Question: In what ways proto-industrialization helped the poor farmers?
- By working for the merchants, the poor farmers could remain in the countryside and could cultivate on their small plots.
- Income from proto –industrial production supplemented their shrinking income
- It allowed them fuller use of their family labour resources.
Question: What problems were faced by the Indian cotton weavers in the 19th century? Discuss.
- The export market of the Indian Cotton weavers collapsed.
- The local market shrank; the Indian market was being glutted with Manchester imports.
- By the 1860s, weavers faced a new problem. They could not get sufficient supply of raw cotton of good quality. When the American Civil War broke out and cotton supplies from the US were cut off, Britain turned to India. As raw cotton exports from India increased, the price of raw cotton shot up.
- Factories in India began production, flooding the market with machine-goods.
Question: Describe the role of early entrepreneurs of India in the development of industries.
- In Bengal, Dwarkanath Tagore made his fortune in the China trade before he turned to industrial investment.
- In Bombay, Parsis like Dinshaw Petit and Jamsetjee Nusserwanjee Tata who built huge industrial empires in India accumulated their initial wealth partly from raw cotton shipments to England.
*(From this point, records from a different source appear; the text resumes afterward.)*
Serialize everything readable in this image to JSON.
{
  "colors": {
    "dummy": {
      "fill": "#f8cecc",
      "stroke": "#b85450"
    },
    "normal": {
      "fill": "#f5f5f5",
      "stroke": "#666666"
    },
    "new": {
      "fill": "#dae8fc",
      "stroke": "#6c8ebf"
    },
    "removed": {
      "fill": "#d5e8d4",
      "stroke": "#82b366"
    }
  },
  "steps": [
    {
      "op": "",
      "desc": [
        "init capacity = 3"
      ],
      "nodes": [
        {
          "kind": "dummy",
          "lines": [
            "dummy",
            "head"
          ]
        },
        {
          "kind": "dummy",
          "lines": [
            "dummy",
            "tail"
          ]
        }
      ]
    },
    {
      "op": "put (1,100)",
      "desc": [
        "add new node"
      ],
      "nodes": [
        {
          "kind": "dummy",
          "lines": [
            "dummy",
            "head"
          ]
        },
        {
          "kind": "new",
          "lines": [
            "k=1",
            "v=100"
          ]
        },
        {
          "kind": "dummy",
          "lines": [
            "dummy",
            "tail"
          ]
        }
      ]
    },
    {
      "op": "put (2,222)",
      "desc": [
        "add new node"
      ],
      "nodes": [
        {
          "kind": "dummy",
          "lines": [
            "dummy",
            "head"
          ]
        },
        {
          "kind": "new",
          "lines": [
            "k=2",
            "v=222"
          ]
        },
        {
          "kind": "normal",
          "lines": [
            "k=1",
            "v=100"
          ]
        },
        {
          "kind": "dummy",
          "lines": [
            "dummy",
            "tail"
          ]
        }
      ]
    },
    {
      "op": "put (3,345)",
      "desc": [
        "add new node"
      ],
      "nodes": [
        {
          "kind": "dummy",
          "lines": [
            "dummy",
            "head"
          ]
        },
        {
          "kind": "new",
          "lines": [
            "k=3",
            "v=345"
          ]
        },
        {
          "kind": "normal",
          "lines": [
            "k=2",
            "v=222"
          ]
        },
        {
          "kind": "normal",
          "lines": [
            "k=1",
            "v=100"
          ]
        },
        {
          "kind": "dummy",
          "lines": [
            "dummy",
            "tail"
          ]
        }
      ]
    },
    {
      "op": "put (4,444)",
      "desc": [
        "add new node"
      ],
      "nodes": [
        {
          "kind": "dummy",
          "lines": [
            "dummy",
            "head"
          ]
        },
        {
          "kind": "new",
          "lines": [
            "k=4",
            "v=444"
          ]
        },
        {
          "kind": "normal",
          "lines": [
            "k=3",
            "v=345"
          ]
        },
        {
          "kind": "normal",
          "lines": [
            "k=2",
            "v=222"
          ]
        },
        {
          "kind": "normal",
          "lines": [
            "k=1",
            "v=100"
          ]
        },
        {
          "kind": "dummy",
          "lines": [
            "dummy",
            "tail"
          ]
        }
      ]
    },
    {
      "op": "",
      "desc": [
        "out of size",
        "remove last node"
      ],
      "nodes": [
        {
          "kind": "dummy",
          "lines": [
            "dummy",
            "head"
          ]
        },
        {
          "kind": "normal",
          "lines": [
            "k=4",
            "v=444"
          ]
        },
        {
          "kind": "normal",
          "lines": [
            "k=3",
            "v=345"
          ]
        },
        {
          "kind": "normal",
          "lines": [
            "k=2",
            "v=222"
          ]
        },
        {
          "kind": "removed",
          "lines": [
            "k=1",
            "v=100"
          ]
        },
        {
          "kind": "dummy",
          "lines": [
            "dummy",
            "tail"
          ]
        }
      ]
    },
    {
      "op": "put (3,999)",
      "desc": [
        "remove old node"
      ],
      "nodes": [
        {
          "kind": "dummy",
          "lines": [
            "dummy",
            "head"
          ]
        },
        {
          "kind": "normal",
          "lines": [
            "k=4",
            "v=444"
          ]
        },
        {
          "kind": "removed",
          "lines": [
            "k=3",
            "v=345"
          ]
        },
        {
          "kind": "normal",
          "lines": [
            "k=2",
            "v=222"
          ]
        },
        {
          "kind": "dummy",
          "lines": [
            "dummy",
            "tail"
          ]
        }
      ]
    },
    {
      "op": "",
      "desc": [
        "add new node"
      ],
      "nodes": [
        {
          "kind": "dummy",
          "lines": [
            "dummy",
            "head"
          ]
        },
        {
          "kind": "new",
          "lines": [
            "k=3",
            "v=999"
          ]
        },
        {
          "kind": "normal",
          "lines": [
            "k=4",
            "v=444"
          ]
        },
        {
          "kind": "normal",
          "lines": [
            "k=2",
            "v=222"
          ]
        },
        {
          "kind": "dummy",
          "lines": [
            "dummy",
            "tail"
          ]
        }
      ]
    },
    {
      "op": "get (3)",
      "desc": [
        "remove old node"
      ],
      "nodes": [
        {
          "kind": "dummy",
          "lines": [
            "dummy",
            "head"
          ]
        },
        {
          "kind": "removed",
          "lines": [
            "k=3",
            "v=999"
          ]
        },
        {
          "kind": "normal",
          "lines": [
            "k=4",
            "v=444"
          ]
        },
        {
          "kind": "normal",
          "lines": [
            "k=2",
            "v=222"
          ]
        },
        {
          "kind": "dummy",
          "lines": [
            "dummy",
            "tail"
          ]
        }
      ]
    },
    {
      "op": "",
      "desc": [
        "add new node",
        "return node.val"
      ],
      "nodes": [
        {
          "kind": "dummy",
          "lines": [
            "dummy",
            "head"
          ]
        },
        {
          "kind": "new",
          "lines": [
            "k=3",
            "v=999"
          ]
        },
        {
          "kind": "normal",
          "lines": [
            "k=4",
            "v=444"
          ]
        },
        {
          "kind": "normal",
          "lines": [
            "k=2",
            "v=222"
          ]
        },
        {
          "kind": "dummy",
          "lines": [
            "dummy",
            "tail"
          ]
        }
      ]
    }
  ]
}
- Seth Hukumchand, a Marwari businessman who set up the first Indian jute mill Calcutta in 1917, also traded with China.
- The father and grandfather of G.D. Birla also traded with China in the 18 and 19 centuries.
Question: Who were Gomasthas? How did they become good partners of the British management system?
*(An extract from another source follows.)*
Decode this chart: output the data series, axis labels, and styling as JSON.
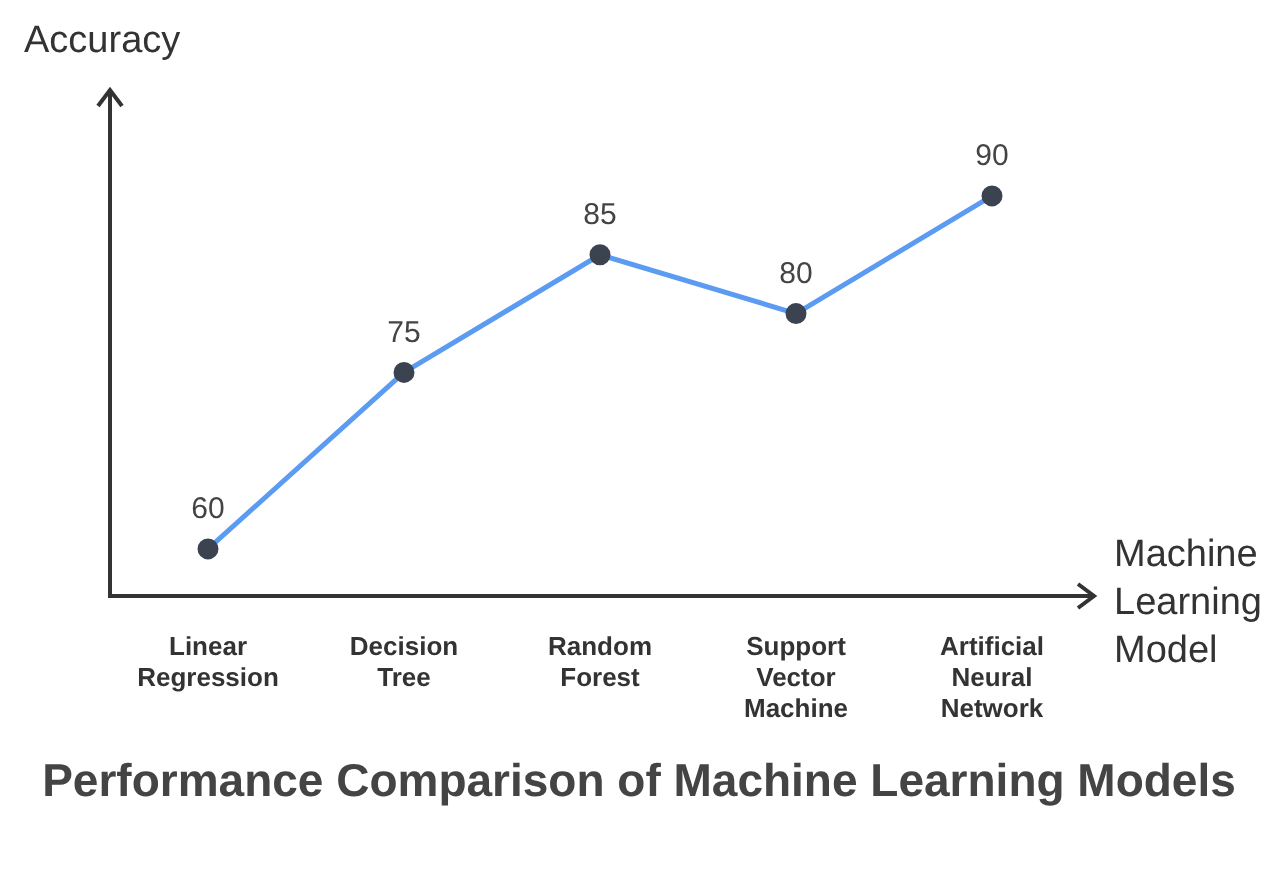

- Ans – The Company appointed a paid servant called the gomastha to supervise weavers, collect supplies, and examine the quality of cloth.
- It developed a system of management and control that could eliminate competition and control cost.
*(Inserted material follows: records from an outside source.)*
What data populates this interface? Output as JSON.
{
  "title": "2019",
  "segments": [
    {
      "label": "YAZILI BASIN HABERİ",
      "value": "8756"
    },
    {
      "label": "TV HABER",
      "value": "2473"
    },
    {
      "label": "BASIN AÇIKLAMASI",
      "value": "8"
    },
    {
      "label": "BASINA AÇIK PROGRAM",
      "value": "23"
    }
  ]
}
- They did not allow the company weavers to sell their products to other buyers.
Question: How did the East India Company procure regular supplies of cotton and silk textiles from Indian weavers? ***
- The Company tried to eliminate the existing traders and brokers connected with the cloth trade, and establish a more direct control over the weaver. It appointed a paid servant called the gomastha to supervise weavers, collect supplies, and examine the quality of cloth.
- It prevented Company weavers from dealing with other buyers. One way of doing this was through the system of advances. Once an order was placed, the weavers were given loans to purchase the raw material for their production.
Question: Why did the industrial production in India increase during the First World War?
- The war created a dramatically new situation. With British mills busy with war production to meet the needs of the army, Manchester imports into India declined.
- Suddenly, Indian mills had a vast home market to supply. As the war prolonged, Indian factories were called upon to supply war needs: jute bags, cloth for army uniforms, tents and leather boots, horse and mule saddles and a host of other items.
- New factories were set up and old ones ran multiple shifts. Many new workers were employed and everyone was made to work longer hours. Over the war years industrial production boomed.
- Within the colonies, local industrialists gradually consolidated their position, substituting foreign manufactures and capturing the home market.
Question: How was marketing of British goods done in India?
- One way in which new consumers are created is through advertisement
- Advertisement makes products appear desirable and necessary.
- When Manchester industrialists began selling cloth in India, they put labels on the cloth bundles. The label was needed to make the place of manufacture and the name of the company familiar to the buyer.
- Images of Indian gods and goddesses regularly appeared on these labels.
- By the late nineteenth century, manufacturers were printing calendars to popularize their products
- The images of gods, figures of important personages, of emperors and nawabs, adorned advertisement and calendars.